5. Berbaring dengan bantal di bawah lengan. Pemeriksaan klinis Selain pemeriksaan payudara sendiri, deteksi dini tumor payudara juga dilakukan dokter melalui pemeriksaan klinis atau fisik pada payudara.
Bagi mereka yang berusia 35 tahun ke atas yang tidak memiliki keluhan tetapi sering memiliki temuan pemeriksaan payudara sendiri yang mencurigakan, disarankan untuk melakukan Sadanis setidaknya setahun sekali. Ada beberapa metode atau alat yang dapat digunakan oleh para profesional medis saat melakukan tes atau skrining kanker ovarium. Setiap alat memiliki kelebihan dan kekurangannya masing-masing. 1. Mamografi Saat ini, mamografi merupakan metode standar yang digunakan untuk mendeteksi kanker payudara.

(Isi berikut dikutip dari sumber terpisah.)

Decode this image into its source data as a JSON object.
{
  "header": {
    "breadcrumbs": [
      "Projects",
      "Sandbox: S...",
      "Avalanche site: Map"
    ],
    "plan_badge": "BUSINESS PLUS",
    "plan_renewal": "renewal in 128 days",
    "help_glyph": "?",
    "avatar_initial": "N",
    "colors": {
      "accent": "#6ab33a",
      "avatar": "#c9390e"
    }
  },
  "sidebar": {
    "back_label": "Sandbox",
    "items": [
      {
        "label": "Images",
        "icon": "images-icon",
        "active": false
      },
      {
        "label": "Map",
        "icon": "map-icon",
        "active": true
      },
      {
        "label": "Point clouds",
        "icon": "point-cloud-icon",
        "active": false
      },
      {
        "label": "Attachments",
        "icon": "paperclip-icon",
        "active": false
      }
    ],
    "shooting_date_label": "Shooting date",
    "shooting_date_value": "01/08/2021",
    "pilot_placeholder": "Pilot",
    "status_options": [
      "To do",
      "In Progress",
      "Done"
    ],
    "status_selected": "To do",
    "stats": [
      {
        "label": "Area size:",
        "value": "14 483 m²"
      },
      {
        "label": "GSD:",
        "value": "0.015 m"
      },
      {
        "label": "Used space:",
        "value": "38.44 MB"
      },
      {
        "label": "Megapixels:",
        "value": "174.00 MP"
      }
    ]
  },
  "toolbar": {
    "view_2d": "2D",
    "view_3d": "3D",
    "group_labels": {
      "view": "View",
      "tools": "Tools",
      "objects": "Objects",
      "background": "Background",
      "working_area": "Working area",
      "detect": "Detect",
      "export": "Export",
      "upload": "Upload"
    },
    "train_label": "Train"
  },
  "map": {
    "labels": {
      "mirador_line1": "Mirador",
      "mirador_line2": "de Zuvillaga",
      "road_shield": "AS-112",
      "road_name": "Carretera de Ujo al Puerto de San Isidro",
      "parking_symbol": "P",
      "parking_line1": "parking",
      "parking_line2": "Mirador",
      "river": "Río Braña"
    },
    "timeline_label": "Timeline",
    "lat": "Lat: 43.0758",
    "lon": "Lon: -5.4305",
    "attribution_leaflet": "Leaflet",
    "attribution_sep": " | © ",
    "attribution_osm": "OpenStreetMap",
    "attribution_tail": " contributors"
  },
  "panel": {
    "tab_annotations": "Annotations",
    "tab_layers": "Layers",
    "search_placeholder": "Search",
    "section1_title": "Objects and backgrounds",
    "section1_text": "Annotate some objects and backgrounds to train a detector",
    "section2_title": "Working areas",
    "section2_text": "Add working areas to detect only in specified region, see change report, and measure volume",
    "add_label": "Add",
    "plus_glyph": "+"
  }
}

Alat ini menggunakan teknologi sinar-X dan dapat mengungkap mikrokalsifikasi secara lebih detail yang sulit dilihat hanya dengan USG dada.

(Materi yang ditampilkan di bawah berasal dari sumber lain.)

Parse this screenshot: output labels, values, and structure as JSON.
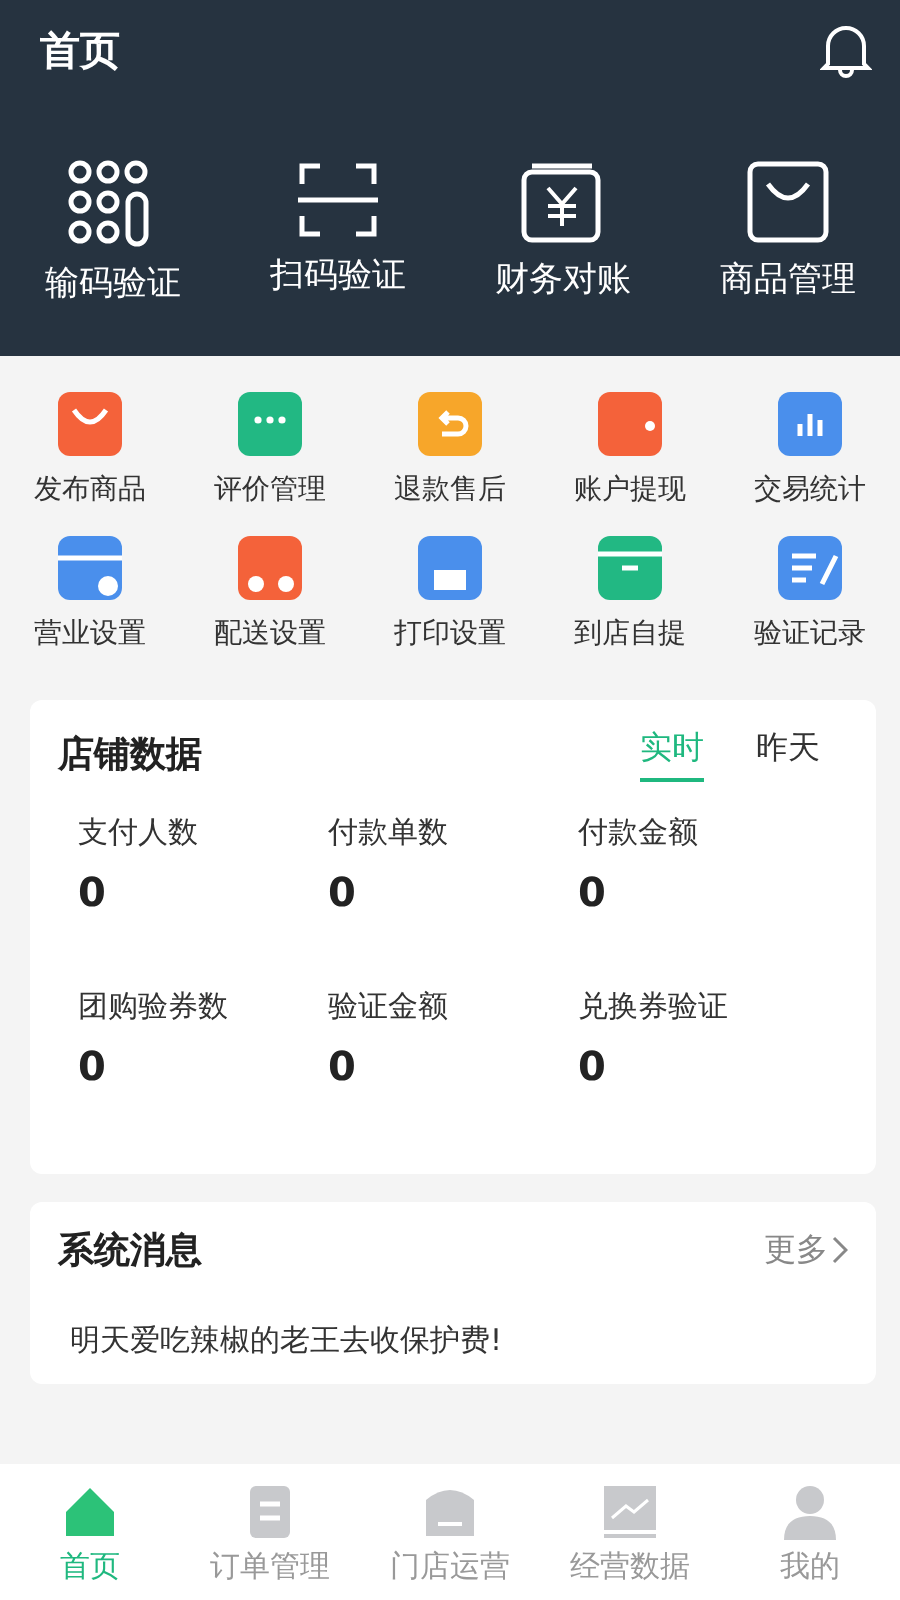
{
  "header": {
    "title": "首页"
  },
  "quick_actions": [
    {
      "label": "输码验证"
    },
    {
      "label": "扫码验证"
    },
    {
      "label": "财务对账"
    },
    {
      "label": "商品管理"
    }
  ],
  "shortcuts": [
    {
      "label": "发布商品"
    },
    {
      "label": "评价管理"
    },
    {
      "label": "退款售后"
    },
    {
      "label": "账户提现"
    },
    {
      "label": "交易统计"
    },
    {
      "label": "营业设置"
    },
    {
      "label": "配送设置"
    },
    {
      "label": "打印设置"
    },
    {
      "label": "到店自提"
    },
    {
      "label": "验证记录"
    }
  ],
  "store_data": {
    "title": "店铺数据",
    "tabs": [
      {
        "label": "实时",
        "selected": true
      },
      {
        "label": "昨天",
        "selected": false
      }
    ],
    "stats": [
      {
        "label": "支付人数",
        "value": "0"
      },
      {
        "label": "付款单数",
        "value": "0"
      },
      {
        "label": "付款金额",
        "value": "0"
      },
      {
        "label": "团购验券数",
        "value": "0"
      },
      {
        "label": "验证金额",
        "value": "0"
      },
      {
        "label": "兑换券验证",
        "value": "0"
      }
    ]
  },
  "messages": {
    "title": "系统消息",
    "more": "更多",
    "items": [
      "明天爱吃辣椒的老王去收保护费!"
    ]
  },
  "tab_bar": [
    {
      "label": "首页",
      "selected": true
    },
    {
      "label": "订单管理",
      "selected": false
    },
    {
      "label": "门店运营",
      "selected": false
    },
    {
      "label": "经营数据",
      "selected": false
    },
    {
      "label": "我的",
      "selected": false
    }
  ]
}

Namun, mammogram tidak dianjurkan bagi mereka yang berusia di bawah 35 tahun dan mereka yang memiliki jaringan payudara lebih padat.
Mammogram dilakukan pada usia muda hanya jika direkomendasikan oleh dokter. 2. USG payudara Dibandingkan dengan mamografi, USG (USG) lebih terjangkau karena tersedia di banyak tempat. Ideal untuk segala usia, termasuk mereka yang jaringan payudaranya masih padat dan kurang cocok untuk mamografi. 3. MRI Payudara Magnetic Resonance Imaging (MRI) memungkinkan pemeriksaan lebih detail. Teknik ini dapat digunakan pada kasus-kasus kompleks yang tidak dapat diselesaikan dengan mamografi atau USG. Faktor Risiko dan Pencegahan Secara umum, ada dua kelompok faktor risiko kanker payudara: faktor risiko yang dapat dicegah dan faktor risiko yang tidak dapat dicegah. Faktor risiko yang tidak dapat dicegah meliputi: 1. Seks. Wanita memiliki risiko lebih tinggi terkena kanker payudara dibandingkan pria
2. Pengaruh hormon estrogen. Menopause setelah usia 54 tahun dan menopause dini membuat wanita terpapar hormon estrogen lebih lama, sehingga risikonya meningkat. Sedangkan faktor risiko yang dapat dicegah antara lain pola hidup dan pola makan yang sehat.
Makanan dan minuman tinggi gula atau lemak sebaiknya dibatasi untuk mengurangi risiko kanker payudara, asap rokok, dan senyawa karsinogenik lainnya.
Selain itu, olahraga teratur dapat mengurangi risikonya. “Makanlah lima porsi sayur dan buah sehari. “Berolahragalah lima kali seminggu,” kata Profesor Noor. Selain itu, pola hidup seimbang juga dapat mencegah risiko kanker payudara.
Istirahat yang sering dan pengurangan stres penting agar sistem kekebalan tubuh berfungsi sebagaimana mestinya. “Banyak pasien saya yang mengalami perceraian, kebakaran rumah, kegagalan pekerjaan, dan lain-lain. Oleh karena itu, faktor stres juga berperan, kata Profesor Noor.